Don’t just eat your greens; eat your reds and yellows too! Brightly coloured fruit and veg is bursting with antioxidants, vitamins and minerals as well as fibre which helps with your digestion. Whizz up a smoothie or prepare chopped up fruit to snack on and aim to eat at least five portions of fruit and veg each day.
Try to eat two portions of fish a week, one of which should be oily.
Oily fish, such as sardines, mackerel, salmon and trout contain fatty acids. Omega-3 fatty acids have plenty of pregnancy benefits including lowering your risk of pre-term birth and preeclampsia, while still providing you with the regular non-pregnancy benefits such as easing depression. You should avoid eating more than two portions of oily fish a week as they may contain pollutants.
During pregnancy, or when you’re trying, you shouldn’t eat any shark, swordfish or marlin. You should also limit your tuna intake to no more than two 140g tuna steaks or four 140g cans of tuna per week. These fish may contain more mercury than other types of fish which can affect your baby’s nervous system.

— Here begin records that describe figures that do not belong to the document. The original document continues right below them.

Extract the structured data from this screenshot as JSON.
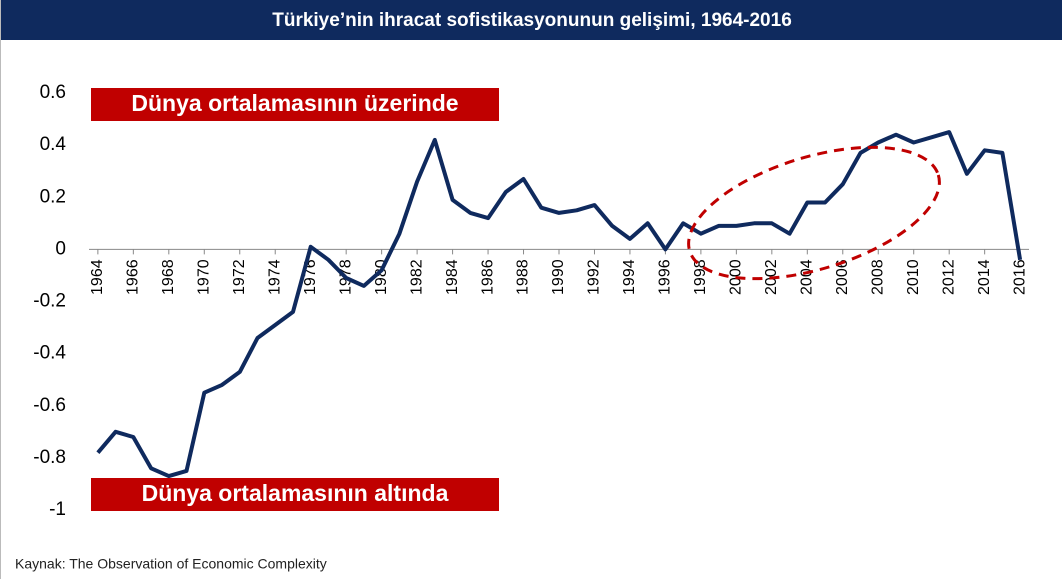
{
  "chart_data": {
    "type": "line",
    "title": "Türkiye’nin ihracat sofistikasyonunun gelişimi, 1964-2016",
    "x": [
      1964,
      1965,
      1966,
      1967,
      1968,
      1969,
      1970,
      1971,
      1972,
      1973,
      1974,
      1975,
      1976,
      1977,
      1978,
      1979,
      1980,
      1981,
      1982,
      1983,
      1984,
      1985,
      1986,
      1987,
      1988,
      1989,
      1990,
      1991,
      1992,
      1993,
      1994,
      1995,
      1996,
      1997,
      1998,
      1999,
      2000,
      2001,
      2002,
      2003,
      2004,
      2005,
      2006,
      2007,
      2008,
      2009,
      2010,
      2011,
      2012,
      2013,
      2014,
      2015,
      2016
    ],
    "series": [
      {
        "color": "#0f2a5e",
        "values": [
          -0.78,
          -0.7,
          -0.72,
          -0.84,
          -0.87,
          -0.85,
          -0.55,
          -0.52,
          -0.47,
          -0.34,
          -0.29,
          -0.24,
          0.01,
          -0.04,
          -0.11,
          -0.14,
          -0.08,
          0.06,
          0.26,
          0.42,
          0.19,
          0.14,
          0.12,
          0.22,
          0.27,
          0.16,
          0.14,
          0.15,
          0.17,
          0.09,
          0.04,
          0.1,
          0.0,
          0.1,
          0.06,
          0.09,
          0.09,
          0.1,
          0.1,
          0.06,
          0.18,
          0.18,
          0.25,
          0.37,
          0.41,
          0.44,
          0.41,
          0.43,
          0.45,
          0.29,
          0.38,
          0.37,
          -0.04
        ]
      }
    ],
    "xlim": [
      1963.5,
      2016.5
    ],
    "xticks": [
      1964,
      1966,
      1968,
      1970,
      1972,
      1974,
      1976,
      1978,
      1980,
      1982,
      1984,
      1986,
      1988,
      1990,
      1992,
      1994,
      1996,
      1998,
      2000,
      2002,
      2004,
      2006,
      2008,
      2010,
      2012,
      2014,
      2016
    ],
    "ylim": [
      -1,
      0.6
    ],
    "yticks": [
      -1,
      -0.8,
      -0.6,
      -0.4,
      -0.2,
      0,
      0.2,
      0.4,
      0.6
    ],
    "annotations": [
      "Dünya ortalamasının üzerinde",
      "Dünya ortalamasının altında"
    ],
    "source": "Kaynak: The Observation of Economic Complexity"
  }
}
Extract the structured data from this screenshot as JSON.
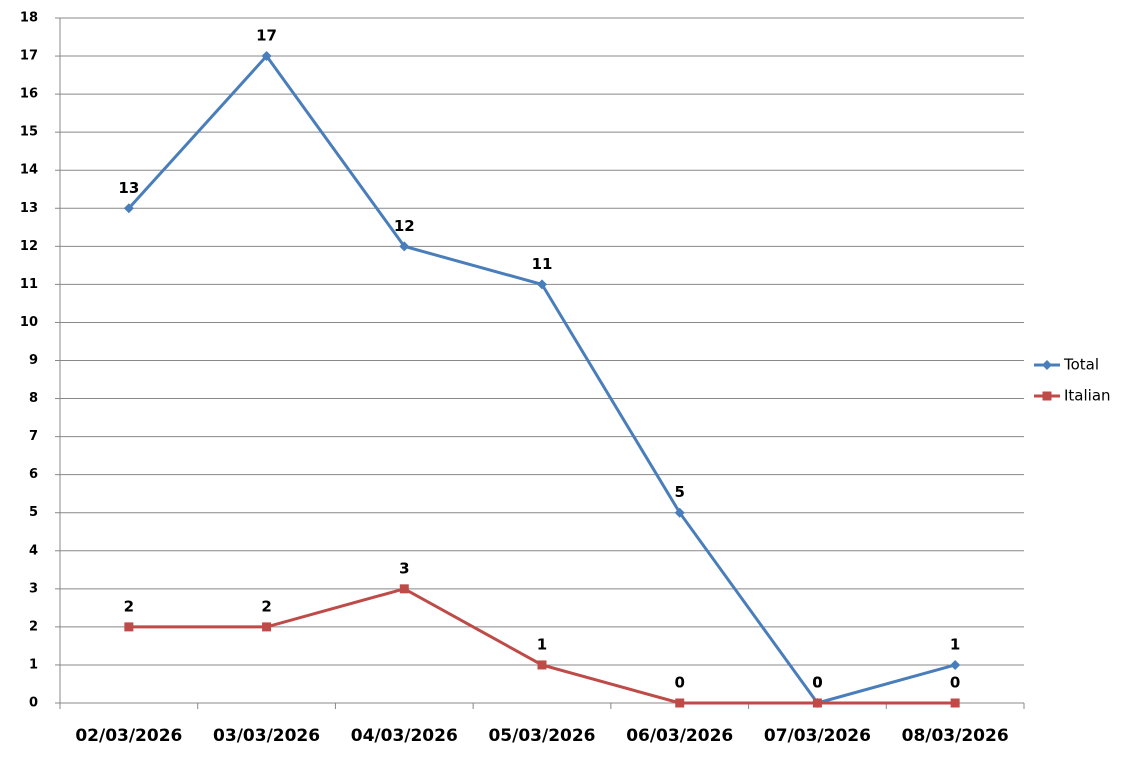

There is no limit on the amount of white fish and cooked shellfish you can eat. It is advisable to eat only cooked shellfish rather than raw shellfish. Raw fish, if wild rather than farmed, can be eaten if it is frozen first. This is because some wild fish may contain small parasitic worms and freezing the fish first kills the worms and makes it safe to eat.
Pump up the iron
Menstruation depletes women’s iron stores on a monthly basis but pregnancy comes with its own iron-store challenges as your blood volume increases and your baby helps itself to your supplies! Stock up now to stave off postpartum anemia. Red meat is one of the best sources; poultry and fish are good too, as are dark green leafy vegetables like spinach. If you follow a vegan or vegetarian diet you might like to speak with your health practitioner or doctor about an iron supplement. Opting for fortified foods can help too.
The usual carbohydrate culprits like white bread, white rice and pasta short-change your body because the process of refining strips them of key nutrients. A pregnancy diet should be packed full of nutrients so switching for whole-grains is a great place to start.
The critical time for conception is between ovulation and menstruation so if you want the occasional tipple then the safe day (when you probably want it most) is the first day of your period.
The Chief Medical Officers for the UK recommend that if you’re pregnant or trying, the safest approach is not to drink alcohol at all to keep risks to your baby to a minimum as drinking during pregnancy ca lead to long-term harm to the baby.
For more information, please visit NHS Choices for further information.
Drinking high levels of caffeine can be dangerous for your baby and may result in a low birth weight, or even lead to miscarriage. When you are trying to get pregnant, this is a great time to reduce your caffeine intake in preparation for pregnancy.
Coffee, tea, green tea, chocolate, some fizzy drinks and energy drinks contain caffeine. It is advisable to check food labels and aim to keep your caffeine intake to under 200mg a day during pregnancy.
Listeriosis is a rare, but potentially life threatening, infection caused by the foodborne bacteria, Listeria. If a healthy adult gets infected, they will probably only experience mild symptoms. However, it can cause serious problems during pregnancy.
Listeria can be found in lots of foods but is most commonly an issue with unpasteurised milk and dairy products made with unpasteurised milk, soft cheeses such as brie and camembert and ready to eat foods such as deli meats, pates and sandwiches. Try to avoid these higher risk foods.
Don’t panic if you are trying to get pregnant/are pregnant and have eaten any of these foods recently. They do not always cause an infection. For more information on prevention and symptoms visit the NHS’ page on Listeriosis.
Plenty of protein
Remember that non-meat sources of protein are important too. Mix up your meat with vegetable or dairy proteins like tofu, soybeans or peas and nuts.
Folic acid is crucial, this B vitamin protects against neural tube birth defects like spina bifida. Your baby’s neural tube forms three to four weeks after conception, before many women realise they are pregnant, so play it safe by taking a 400 microgram supplement when you are planning to conceive. Talk to your healthcare professional or pharmacist about supplementation, and don’t worry if you get pregnant unexpectedly, start taking folic acid as soon as you find out.
Vitamin B12 safe! A deficiency in this has also been linked to birth defects and as it is found primarily in animal based foods. Vegan and vegetarian women are most at risk and might like to consider a pregnancy multivitamin to ensure they get the recommended 2.4micrograms a day.
If you are planning to conceive, it is a great time to start thinking how you can prepare your body to help give your baby the best start. There is a wealth of information out there and guidelines and recommendations can vary from country to country so for the most up to date and clear advice, talk to your healthcare professionals.